Fluticasone furoate nasal spray slows growth velocity in young children
Published Online: May 23, 2014
Nasal steroid sprays are very effective treatments for patients with allergic rhinitis (AR or hay fever). However, it is known that steroid sprays may slow growth in children, and clinicians are advised to monitor growth in children for whom steroid sprays are prescribed. Studies with different intranasal steroid sprays have measured a growth rate between 0.9 cm and 0.2 cm slower during one year of treatment. However, in some studies, growth rates in children receiving a steroid spray were not clearly different compared with those who received placebo, perhaps due to methodological differences in the studies or ages of the children.
In a study recently published in The Journal of Allergy and Clinical Immunology: In Practice, Lee and colleagues precisely measured growth rates in children between 5 and 8 years of age when they were treated with fluticasone furoate nasal spray, receiving 110 mcg daily (2 sprays each nostril) for one year, compared to placebo. These children were allergic to year-round allergens such as pets or house dust mites and had moderate allergy symptoms (a score of 5 out of 12 for nasal itching, sneezing, drainage and congestion). The children had their height measured every month for four months before starting treatment, during the year of treatment, and for two months after treatment. Every day they also electronically recorded a score for their nasal symptoms and if they took their study medication. As this was a long term placebo controlled study, the children were also able to take an allergy medication by mouth (loratidine) on an as needed basis.
474 children participated in the study; half of them received fluticasone furoate nasal spray and the other half received placebo. Their mean age was 6.2 years.
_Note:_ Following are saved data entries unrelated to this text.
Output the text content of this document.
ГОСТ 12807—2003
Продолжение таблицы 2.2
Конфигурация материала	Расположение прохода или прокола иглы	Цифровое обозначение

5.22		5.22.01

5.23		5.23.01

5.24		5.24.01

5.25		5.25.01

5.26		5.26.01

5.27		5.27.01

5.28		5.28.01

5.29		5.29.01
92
Growth rates were reduced on average by 0.27 cm (as much as 0.48 cm and as little as 0.06 cm) in children treated with fluticasone furoate nasal spray compared to placebo. Nasal symptoms improved in both the patients receiving fluticasone furoate nasal spray and those receiving placebo, though slightly more in those receiving the nasal spray.
The investigators conclude that growth was slower in young children treated with fluticasone furoate nasal spray every day for one year. The reduction in nasal symptoms supports that subjects were compliant with their study treatments. The treatment difference in nasal symptoms compared with placebo was smaller than in other studies designed to measure efficacy of fluticasone furoate nasal spray, probably because rescue medication was also allowed to be used. The study supports general practice guidelines for clinicians to discuss potential risks of steroid treatment with their patients or caregivers, to monitor growth in children, and to use the lowest effective dose to control symptoms. The dosage used in this study was 110 mcg daily (2 sprays in each nostril). The recommended starting dosage of fluticasone furoate nasal spray in children is 55 mcg once daily (1 spray in each nostril), increasing to 2 sprays in each nostril daily for children not adequately responding and reducing once symptoms have been controlled.
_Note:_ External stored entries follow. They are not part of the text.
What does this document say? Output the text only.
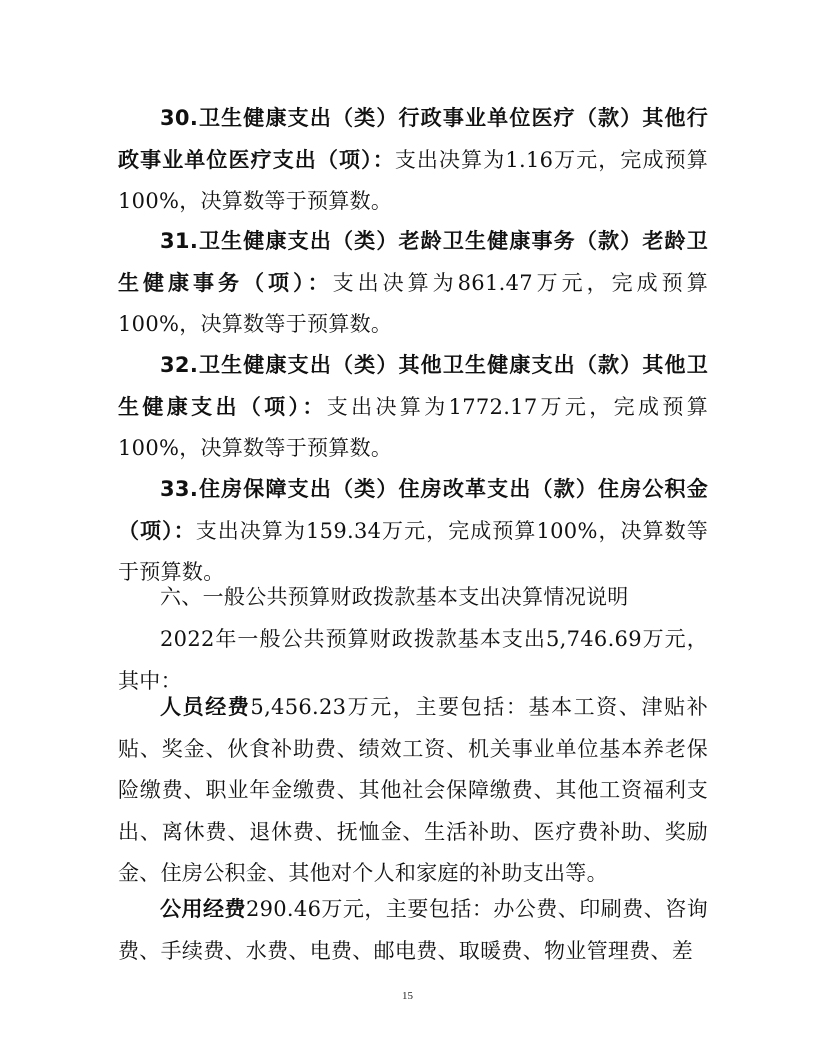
30.卫生健康支出（类）行政事业单位医疗（款）其他行政事业单位医疗支出（项）：支出决算为1.16万元，完成预算100%，决算数等于预算数。

31.卫生健康支出（类）老龄卫生健康事务（款）老龄卫生健康事务（项）：支出决算为861.47万元，完成预算100%，决算数等于预算数。

32.卫生健康支出（类）其他卫生健康支出（款）其他卫生健康支出（项）：支出决算为1772.17万元，完成预算100%，决算数等于预算数。

33.住房保障支出（类）住房改革支出（款）住房公积金（项）：支出决算为159.34万元，完成预算100%，决算数等于预算数。

六、一般公共预算财政拨款基本支出决算情况说明

2022年一般公共预算财政拨款基本支出5,746.69万元，其中：

人员经费5,456.23万元，主要包括：基本工资、津贴补贴、奖金、伙食补助费、绩效工资、机关事业单位基本养老保险缴费、职业年金缴费、其他社会保障缴费、其他工资福利支出、离休费、退休费、抚恤金、生活补助、医疗费补助、奖励金、住房公积金、其他对个人和家庭的补助支出等。

公用经费290.46万元，主要包括：办公费、印刷费、咨询费、手续费、水费、电费、邮电费、取暖费、物业管理费、差

15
The main difference between this study and other nasal steroid studies evaluating growth is the large sample size and the narrow age range of the patients studied. Over 400 subjects participated in this study compared to approximately 100-200 subjects in other studies, allowing the authors to detect a small difference in growth and to conclude that the difference was a real effect of the study treatment. As growth rates vary quite a bit depending on the age of the child, genetic makeup, nutrition, medical conditions, and their treatments other than for AR, the clinician is best positioned to determine the likely benefits and risks of a potential therapy. To facilitate this decision-making process and discussions with caregivers, this fluticasone furoate nasal spray study clearly defines a range of growth suppression that a young child may experience after a year of continuous treatment at the highest prescribed dose: on average 0.27 cm (1/8th of an inch), with a range of effects up to 0.48 cm (3/16th of an inch) or as little as 0.06 cm (1/32nd of an inch). This risk should be balanced with the potential benefit of reducing nasal allergy symptoms.
The Journal of Allergy and Clinical Immunology: In Practice is an official journal of the AAAAI, focusing on practical information for the practicing clinician.